Friday, December 26, 2014

Recalling Christmases Past and Present

After the Masses during the Night, some sleep, and the morning Mass, my religious brothers and I went out for a convivial Christmas dinner yesterday. Then came quiet time - time to catch one's breath, watch some Christmas programs on TV, make the all-important Christmas phone call to the West Coast, etc - basically some time to sit with myself in the lingering peace and beauty of that most peaceful and beautiful day. Spent alone like that, Christmas afternoon and evening inevitably invite reminiscences - rich recollections of Christmases past. We all have such memories. They flood our consciousness at this time of year, and help define how the holiday speaks to us.

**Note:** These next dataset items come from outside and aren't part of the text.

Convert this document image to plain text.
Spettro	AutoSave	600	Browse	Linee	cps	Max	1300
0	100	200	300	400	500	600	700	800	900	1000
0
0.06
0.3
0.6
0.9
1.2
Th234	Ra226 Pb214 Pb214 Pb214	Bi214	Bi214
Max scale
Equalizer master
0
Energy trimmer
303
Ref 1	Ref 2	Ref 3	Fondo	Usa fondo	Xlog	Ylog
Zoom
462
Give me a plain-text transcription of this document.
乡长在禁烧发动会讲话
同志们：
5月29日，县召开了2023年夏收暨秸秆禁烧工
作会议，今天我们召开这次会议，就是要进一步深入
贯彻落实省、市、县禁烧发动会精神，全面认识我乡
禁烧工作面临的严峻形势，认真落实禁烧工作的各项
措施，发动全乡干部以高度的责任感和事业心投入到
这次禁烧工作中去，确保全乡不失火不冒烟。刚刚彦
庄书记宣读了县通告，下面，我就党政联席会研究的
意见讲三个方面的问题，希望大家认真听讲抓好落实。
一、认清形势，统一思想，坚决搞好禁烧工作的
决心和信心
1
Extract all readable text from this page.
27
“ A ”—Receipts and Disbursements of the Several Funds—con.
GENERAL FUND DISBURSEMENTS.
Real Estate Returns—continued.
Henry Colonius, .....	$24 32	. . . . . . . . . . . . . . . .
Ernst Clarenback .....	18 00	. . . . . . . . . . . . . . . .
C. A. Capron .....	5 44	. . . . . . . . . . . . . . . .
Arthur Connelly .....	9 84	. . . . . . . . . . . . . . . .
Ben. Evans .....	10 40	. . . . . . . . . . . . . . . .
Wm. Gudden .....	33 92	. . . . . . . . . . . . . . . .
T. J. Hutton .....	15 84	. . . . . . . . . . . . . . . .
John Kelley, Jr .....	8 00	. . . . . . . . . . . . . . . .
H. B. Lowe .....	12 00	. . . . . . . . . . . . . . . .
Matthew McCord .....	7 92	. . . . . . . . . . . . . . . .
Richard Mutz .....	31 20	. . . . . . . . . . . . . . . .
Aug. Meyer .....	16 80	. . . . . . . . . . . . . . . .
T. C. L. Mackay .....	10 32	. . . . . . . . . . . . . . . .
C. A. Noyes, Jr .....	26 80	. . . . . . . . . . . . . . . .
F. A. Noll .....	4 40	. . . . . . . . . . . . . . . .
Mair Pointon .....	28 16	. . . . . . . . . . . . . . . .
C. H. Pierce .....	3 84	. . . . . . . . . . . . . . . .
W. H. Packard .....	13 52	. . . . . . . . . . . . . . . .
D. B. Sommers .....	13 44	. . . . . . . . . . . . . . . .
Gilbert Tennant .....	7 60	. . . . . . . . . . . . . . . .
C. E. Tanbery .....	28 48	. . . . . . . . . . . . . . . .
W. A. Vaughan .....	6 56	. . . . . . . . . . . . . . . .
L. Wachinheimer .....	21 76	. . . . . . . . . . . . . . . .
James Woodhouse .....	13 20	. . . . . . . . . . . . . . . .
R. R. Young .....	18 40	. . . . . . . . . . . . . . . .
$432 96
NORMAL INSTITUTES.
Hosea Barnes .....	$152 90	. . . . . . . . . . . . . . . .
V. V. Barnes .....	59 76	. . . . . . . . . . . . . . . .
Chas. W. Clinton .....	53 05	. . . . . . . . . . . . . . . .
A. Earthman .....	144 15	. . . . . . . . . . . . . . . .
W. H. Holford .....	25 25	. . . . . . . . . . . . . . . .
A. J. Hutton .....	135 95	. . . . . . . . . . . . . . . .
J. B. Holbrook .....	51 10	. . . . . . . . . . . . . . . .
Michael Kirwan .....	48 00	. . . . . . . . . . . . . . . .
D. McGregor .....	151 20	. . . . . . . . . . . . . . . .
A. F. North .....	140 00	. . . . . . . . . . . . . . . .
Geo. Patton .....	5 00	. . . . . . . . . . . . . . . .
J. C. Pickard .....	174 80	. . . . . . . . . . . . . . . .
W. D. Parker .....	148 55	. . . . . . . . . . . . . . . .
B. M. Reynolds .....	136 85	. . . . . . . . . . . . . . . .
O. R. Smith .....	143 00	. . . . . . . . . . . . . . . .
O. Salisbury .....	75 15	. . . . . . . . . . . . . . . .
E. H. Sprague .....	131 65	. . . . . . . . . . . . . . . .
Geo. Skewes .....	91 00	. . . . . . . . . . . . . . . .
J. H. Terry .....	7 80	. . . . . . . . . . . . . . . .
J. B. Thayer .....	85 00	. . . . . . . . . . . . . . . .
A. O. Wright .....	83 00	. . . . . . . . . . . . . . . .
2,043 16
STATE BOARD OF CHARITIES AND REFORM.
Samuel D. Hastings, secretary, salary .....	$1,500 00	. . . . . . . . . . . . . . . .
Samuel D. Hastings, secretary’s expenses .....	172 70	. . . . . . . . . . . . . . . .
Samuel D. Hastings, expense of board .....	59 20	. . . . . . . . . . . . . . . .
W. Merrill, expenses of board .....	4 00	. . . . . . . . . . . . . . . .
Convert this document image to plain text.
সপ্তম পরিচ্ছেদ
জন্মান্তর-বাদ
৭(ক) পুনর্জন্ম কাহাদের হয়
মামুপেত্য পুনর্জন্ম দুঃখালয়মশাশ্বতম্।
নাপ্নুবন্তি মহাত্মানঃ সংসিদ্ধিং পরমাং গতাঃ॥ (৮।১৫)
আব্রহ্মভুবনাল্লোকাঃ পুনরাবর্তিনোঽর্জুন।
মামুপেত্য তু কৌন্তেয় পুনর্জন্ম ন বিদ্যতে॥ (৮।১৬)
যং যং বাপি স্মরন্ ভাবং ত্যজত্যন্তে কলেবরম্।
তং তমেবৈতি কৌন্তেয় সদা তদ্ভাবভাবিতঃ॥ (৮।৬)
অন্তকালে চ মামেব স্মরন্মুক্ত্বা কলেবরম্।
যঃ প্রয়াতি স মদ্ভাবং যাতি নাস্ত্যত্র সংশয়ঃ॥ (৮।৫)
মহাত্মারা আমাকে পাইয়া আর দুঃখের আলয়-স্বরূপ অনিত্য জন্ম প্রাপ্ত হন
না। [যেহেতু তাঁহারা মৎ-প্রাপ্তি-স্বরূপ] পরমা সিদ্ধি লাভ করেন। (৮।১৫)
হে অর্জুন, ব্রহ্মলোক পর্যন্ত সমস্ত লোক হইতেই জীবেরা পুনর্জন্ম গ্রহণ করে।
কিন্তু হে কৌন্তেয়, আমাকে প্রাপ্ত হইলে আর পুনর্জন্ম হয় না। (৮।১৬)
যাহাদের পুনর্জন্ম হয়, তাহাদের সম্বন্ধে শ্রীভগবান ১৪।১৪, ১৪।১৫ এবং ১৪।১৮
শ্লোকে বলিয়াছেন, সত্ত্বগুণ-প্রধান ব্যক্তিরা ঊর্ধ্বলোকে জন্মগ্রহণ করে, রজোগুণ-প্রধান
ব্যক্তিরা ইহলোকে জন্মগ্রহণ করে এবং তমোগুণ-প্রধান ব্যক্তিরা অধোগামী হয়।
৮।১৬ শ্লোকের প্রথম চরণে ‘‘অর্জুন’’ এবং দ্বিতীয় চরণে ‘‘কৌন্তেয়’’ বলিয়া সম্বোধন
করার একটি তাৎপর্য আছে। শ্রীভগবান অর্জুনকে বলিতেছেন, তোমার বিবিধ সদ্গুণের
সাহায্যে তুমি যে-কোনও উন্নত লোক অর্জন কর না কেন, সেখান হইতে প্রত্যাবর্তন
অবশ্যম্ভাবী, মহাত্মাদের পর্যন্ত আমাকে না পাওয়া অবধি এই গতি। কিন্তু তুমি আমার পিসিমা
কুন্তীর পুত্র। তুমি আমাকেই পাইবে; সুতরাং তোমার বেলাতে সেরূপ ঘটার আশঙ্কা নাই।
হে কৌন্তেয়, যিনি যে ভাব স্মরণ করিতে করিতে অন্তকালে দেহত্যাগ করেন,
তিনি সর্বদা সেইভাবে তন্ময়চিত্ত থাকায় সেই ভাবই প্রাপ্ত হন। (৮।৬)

I remember boyhood Christmases in the Bronx in the 1950s - getting up very early to see what gifts Santa had brought, sitting under the tree amid a pile of presents and a mess of torn wrapping paper, then getting dressed and going to Christmas morning Mass. After that, in the earlier years, came the New York Central Railroad trip to my uncle's house in Westchester, where my mother's side of the family gathered for Christmas dinner (to be followed by further visits with my father's side of the family later during Christmas week and on New year's Eve). As the years passed, one sister and then another joined the Christmas morning scene under the tree. In time too my father bought a car, and so we would then drive to my uncle's instead of taking the train.

I remember also as an altar boy serving one of the regularly scheduled Christmas morning Masses in church, and then inevitably getting pulled aside after Mass to serve one or more other side altar Masses, as all the priests in the community celebrated not the usual one but three Masses that special day.

I remember being nine years old and attending a funeral on Christmas Eve for a schoolmate's brother.

And I remember the anticipation Christmas always created - like the incredible activity that went into baking the traditional Sicilian Christmas cakes every December, some of which got packaged and shipped to far-off relatives and family friends. Then came the excitement of getting out the decorations and Christmas lights and buying a tree. And how the various creche scenes at home, at school, and at church always captivated my imagination, each different nativity scene speaking its distinctive idiom and message.

I remember too the anxiety gift-buying invariably induced in me, which it still sort of does (solved today, however, by giving mainly money and gift cards). I never seemed quite sure what to get people and whether they would like whatever I got them. And I can even remember sometimes getting gifts myself that I didn't particularly care for or couldn't really use for one reason or other, but always carefully pretending to be pleased so as not to hurt the gift-giver's feelings or appear ungrateful myself.

I remember getting older and the disruptions of those transitions in those turbulent times. Eventually all the locations of the particular parts of the familiar Christmas rituals changed. Little actually remained the same - except Christmas itself, its enduring significance speaking louder than the disruptive forces of ephemeral change. 

I remember a very special Christmas - Christmas 1981 in the novitiate - an absolutely unique experience with seven other novices and three priests, a day that encapsulated many of the tense struggles and terrific joys of the novitiate experience in our precious "1100 acres of rocks and trees" in northern New Jersey. 

I remember Christmas 1986 in Grand Rapids - perhaps my saddest Christmas ever. Even so what I remember most is happy - Christmas Day afternoon and evening spent in the Grand Rapids common room in friendly conversation with a certain older priest (now sadly in a nursing home).

I remember five Christmas mornings in Toronto celebrating the Missa in Aurora for the Italian community, doing my best with the language of my ancestors. I remember too the last of those Toronto Christmas Days, when I could not find any food at all in the house refrigerator, and so went for a long walk around the neighborhood, eventually stopping in a Second Cup that I was surprised to find open and there making my substitute Christmas dinner out of a cappuccino and a scone. I remember too asking the waiter whether he minded having to work on Christmas, only to be told how much he loved getting the extra holiday pay!

I remember my first Christmas Eve back in New York, celebrating the Children's Mass, and then later that night the excitement of concelebrating Midnight Mass in Hecker's great church and the awe I found myself feeling after kissing the altar and looking down the nave at the amazing crowd that offered the closest impression to the crowds that church was meant to hold and at one time regularly did hold!

I remember feeling that excitement again and again over a succession of 10 such Midnight Masses. I remember too the happy Christmas Eve dinners I enjoyed in subsequent years in NY with the present pastor and his predecessor and the Christmas Day dinner outings orchestrated by the late Fr. Dennis (of blessed memory). 

Christmas dinners come and go, presents increase and diminish, friends and loved ones may be near or far away. Yet Christmas continues to come and work its singular grace in all who, wherever and however they find themselves, listen to the angels' song and seek (however, feebly) to sing it themselves.